I call him "Dad". I never felt right calling him by his first name, a result, perhaps, of a genteel upbringing--or perhaps because he is so much older than me. Still, he seems okay with it, which is good because I would have a hard time changing my ways after 35 years of being his daughter-in-law.
Dad still carries shrapnel in his hip from his service as a tail gunner in the Pacific Theater. He survived his B-17 being shot down over Rangoon (now Yangon), and was honorably discharged due to his wounds. He received the Purple Heart. Nowadays, he has a tough time getting around despite having a hip replacement, and he's quite hard of hearing. But his mind is still sharp, and every time I visit with him he teaches me something.
I knew before my marriage that my husband's father was a teacher; he taught history and film and TV production at the local high school for 35 years before retiring. I was awestruck that this man had been able to not only put up with thousands of teenagers for that many years but that he had also managed to gain their respect and teach them something at the same time.
The first thing Dad taught me was how to make coffee. Lest you think this sexist, let me tell you this skill is one that I have used over 10,000 times since then and I'm extremely grateful for! Over the years, he's taught me everything from how to run a garage sale to how to make divinity candy. I'm better at the former than the latter.
Most recently, Dad taught me his family history. I treasure the stories of aunts, uncles, and grandparents back several generations and how they came to this country and made the most of its opportunities. There were no handouts or government giveaways then; people brought whatever they could carry with them and made lives for themselves and their families from the available resources.
They hunted to put food on the table, not trophies on a wall. They worked from the first light of dawn to the last glimmer of sunset performing all the chores required for survival, including making their own clothes and growing enough food to have a crop left over to sell. Some worked in factories and some in construction. But everyone worked hard.

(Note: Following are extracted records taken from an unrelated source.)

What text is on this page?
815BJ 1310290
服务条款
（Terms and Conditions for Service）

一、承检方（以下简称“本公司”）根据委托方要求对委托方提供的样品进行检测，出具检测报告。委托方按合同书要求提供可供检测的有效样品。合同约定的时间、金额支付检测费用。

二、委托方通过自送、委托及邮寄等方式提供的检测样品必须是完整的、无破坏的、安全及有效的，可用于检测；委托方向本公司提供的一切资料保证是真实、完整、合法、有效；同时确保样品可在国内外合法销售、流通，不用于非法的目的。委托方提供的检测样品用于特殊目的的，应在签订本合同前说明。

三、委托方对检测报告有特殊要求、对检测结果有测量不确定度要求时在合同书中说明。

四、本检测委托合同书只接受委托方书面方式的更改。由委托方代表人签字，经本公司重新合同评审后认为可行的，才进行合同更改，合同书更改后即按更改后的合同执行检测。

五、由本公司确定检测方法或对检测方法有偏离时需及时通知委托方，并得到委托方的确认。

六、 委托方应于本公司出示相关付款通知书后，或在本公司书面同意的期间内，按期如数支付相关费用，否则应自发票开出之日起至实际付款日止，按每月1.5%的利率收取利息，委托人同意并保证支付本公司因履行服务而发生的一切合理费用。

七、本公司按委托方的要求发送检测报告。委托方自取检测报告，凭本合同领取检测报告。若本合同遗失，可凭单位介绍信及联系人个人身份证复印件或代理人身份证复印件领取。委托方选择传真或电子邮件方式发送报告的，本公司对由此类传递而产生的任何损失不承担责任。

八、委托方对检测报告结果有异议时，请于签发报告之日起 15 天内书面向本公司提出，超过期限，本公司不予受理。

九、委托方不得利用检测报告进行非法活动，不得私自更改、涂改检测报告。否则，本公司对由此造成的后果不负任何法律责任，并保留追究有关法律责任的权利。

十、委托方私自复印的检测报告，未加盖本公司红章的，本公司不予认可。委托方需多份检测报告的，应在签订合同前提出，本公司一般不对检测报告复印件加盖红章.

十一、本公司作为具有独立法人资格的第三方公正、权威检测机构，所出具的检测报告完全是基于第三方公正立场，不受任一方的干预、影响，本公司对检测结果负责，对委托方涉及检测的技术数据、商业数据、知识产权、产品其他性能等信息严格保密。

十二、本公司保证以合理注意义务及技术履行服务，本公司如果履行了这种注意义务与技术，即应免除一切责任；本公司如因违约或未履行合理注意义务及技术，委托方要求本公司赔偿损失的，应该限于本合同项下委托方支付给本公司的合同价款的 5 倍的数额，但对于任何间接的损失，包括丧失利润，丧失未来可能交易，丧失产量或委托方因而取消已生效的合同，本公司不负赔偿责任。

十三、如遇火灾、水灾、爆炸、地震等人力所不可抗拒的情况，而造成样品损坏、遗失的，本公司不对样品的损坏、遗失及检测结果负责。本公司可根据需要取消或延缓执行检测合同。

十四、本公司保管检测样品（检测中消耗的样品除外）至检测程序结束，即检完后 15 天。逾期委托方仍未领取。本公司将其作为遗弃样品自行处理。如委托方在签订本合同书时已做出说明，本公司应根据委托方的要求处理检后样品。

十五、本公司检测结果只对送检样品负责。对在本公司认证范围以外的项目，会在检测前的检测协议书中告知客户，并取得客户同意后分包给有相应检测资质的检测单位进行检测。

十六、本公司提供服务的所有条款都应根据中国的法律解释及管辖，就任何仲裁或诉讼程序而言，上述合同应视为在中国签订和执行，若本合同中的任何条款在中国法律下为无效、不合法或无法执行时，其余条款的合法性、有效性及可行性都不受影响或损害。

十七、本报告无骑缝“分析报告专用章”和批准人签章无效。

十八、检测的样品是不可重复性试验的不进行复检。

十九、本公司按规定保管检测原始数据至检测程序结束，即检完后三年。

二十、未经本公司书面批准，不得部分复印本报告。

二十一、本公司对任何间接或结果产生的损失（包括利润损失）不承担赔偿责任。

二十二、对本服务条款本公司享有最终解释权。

This history, I believe, is Dad's greatest gift of learning. The stories aren't written down anywhere and once his generation is gone, most of the stories will vanish with them. Only the tiniest fraction of the lives of ordinary people is ever recorded for posterity; excess weight is given to those with the greatest wealth and influence--a common fault in all of mankind's historical record.
Since I've become a full-time writer I've become fascinated with the lives of our ancestors--not the great tides and cultures of history but the everyday lives of those who typically go unnoticed: craftsmen, teachers, tinkerers, farmers, soldiers, grocers, and others whose little lives are often overlooked in the grand scheme of time. My people. Our people. I won't let those stories die.
I'm grateful for my father-in-law: for his long life that has allowed to me learn so much from him, for his clear memory and gift for teaching that has equipped him to pass on what he has seen and done over the last 100 years, and most of all for his patience and forbearance from shaming or embarrassing me due to my lack of knowledge. That is a gift that is in far too short supply today.